The sky where men weep for men. And above the sky a moon or an astronaut smiles on
for God or man transformed to distance.
This is the third heresy. Dante
Was the first writer of science-fiction. Beatrice
Shimmering in infinite space.
It’s unlikely that Phil Dick ever read Spicer’s mature poems, but part of me thinks he might have liked this one in particular. “And above the sky a moon or an astronaut smiles on television,” sounds like something out of one of his books, and perhaps he would have been tickled by the idea of Dante as the first SF writer, and perhaps he would have imagined himself, as I have imagined him, out there “shimmering in infinite space” with Dante’s Beatrice and also with Jack Spicer, who might himself have smiled at the idea had he had the chance to show his old friend Phil this poem and some of his others.
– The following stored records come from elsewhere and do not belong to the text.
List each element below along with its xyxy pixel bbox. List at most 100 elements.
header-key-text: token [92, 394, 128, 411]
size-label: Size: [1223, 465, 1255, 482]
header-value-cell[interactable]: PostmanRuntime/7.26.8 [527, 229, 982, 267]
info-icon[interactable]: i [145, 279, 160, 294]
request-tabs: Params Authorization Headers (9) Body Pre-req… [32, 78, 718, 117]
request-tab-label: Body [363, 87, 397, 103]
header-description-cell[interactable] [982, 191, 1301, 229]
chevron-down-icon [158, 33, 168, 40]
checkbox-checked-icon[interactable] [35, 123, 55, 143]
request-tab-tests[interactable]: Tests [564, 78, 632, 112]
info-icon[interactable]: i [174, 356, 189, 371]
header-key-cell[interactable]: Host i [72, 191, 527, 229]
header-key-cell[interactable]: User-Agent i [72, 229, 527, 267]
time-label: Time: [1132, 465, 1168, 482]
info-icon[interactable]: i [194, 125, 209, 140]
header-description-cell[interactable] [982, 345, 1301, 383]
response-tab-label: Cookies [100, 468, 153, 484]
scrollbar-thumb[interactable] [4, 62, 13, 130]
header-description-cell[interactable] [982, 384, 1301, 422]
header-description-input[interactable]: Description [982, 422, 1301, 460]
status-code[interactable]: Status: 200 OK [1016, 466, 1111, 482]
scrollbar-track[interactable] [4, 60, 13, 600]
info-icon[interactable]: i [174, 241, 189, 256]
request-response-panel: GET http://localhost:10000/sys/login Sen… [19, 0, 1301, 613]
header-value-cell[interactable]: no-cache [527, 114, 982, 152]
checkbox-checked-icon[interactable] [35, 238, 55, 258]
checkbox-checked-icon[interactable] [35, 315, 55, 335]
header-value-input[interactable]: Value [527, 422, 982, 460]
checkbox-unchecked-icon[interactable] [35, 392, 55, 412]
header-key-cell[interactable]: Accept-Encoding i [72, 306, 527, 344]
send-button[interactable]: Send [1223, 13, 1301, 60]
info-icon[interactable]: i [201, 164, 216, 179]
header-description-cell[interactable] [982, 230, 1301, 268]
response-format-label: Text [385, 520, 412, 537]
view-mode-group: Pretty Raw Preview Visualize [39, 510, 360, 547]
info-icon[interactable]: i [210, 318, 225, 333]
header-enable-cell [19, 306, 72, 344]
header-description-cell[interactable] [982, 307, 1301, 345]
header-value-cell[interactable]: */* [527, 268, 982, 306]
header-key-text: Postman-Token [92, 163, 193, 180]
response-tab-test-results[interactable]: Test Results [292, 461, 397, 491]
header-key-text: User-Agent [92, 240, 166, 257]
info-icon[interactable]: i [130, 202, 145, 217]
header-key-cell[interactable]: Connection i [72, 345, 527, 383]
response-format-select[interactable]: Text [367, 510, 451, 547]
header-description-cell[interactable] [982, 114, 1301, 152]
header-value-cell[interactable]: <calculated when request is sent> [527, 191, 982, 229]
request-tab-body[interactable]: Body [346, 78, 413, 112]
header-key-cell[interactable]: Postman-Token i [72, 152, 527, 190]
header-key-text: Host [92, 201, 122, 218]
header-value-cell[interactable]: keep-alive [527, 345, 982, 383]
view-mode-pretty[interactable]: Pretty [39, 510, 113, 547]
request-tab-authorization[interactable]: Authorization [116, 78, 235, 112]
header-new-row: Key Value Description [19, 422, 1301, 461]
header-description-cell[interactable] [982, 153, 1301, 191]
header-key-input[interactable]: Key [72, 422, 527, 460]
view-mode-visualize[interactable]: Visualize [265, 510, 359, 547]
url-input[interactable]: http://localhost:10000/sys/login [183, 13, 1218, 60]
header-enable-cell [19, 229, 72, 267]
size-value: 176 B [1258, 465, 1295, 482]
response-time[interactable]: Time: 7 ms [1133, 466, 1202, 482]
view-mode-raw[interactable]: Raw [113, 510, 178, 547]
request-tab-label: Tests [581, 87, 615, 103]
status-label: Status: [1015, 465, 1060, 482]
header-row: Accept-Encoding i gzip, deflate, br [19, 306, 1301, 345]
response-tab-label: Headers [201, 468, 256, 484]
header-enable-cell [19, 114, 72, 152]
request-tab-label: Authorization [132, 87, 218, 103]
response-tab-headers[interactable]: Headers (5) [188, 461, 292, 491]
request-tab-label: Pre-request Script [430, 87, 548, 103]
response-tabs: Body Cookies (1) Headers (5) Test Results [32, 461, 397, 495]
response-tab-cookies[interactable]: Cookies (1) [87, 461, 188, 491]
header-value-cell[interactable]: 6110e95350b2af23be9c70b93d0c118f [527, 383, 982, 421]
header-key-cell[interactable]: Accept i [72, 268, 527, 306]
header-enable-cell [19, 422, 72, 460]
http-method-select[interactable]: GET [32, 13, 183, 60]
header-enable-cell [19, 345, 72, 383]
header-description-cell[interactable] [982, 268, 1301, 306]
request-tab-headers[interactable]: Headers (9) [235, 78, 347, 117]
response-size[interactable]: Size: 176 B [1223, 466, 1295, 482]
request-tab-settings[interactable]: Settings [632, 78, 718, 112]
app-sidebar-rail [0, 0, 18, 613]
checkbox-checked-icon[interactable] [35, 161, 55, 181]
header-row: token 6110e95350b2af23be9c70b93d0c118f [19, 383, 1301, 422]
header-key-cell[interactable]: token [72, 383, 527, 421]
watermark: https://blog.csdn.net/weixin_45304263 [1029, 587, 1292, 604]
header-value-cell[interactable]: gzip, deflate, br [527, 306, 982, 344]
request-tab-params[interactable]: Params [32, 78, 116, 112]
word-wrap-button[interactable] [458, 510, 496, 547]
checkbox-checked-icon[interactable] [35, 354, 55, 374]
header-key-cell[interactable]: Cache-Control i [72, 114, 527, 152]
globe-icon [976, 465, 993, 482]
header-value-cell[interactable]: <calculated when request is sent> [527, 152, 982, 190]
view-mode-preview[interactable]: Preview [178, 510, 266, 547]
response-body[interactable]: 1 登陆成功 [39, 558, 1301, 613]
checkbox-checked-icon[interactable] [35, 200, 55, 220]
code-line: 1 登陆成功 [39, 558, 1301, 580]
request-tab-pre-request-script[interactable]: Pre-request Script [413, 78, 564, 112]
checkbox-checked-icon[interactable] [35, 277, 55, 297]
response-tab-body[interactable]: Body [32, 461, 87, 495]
The two men could have had a fine chat later in life, especially if Spicer had not drunk himself into death at age 40. Had he lived into the ’70s, Spicer could have shared his idea of “the Outside” with Dick, whose own idea of the “Vast Active Living Intelligence System” was its cousin. They could remember back to the days on McKinley Street when they were just ambitious kids wondering who they really were and hoping to make some mark on the world, hoping that life might allow them some interesting turns. Perhaps they would chuckle at that idea and smile and say, simultaneously I’m sure: “Careful what you wish for!”
And then they would have said goodbye, maybe with a friendly hug, and promised to keep in better touch, though both knew they would fail at that, and they would have headed their separate ways, into the history of the peculiar America they both chronicled so well.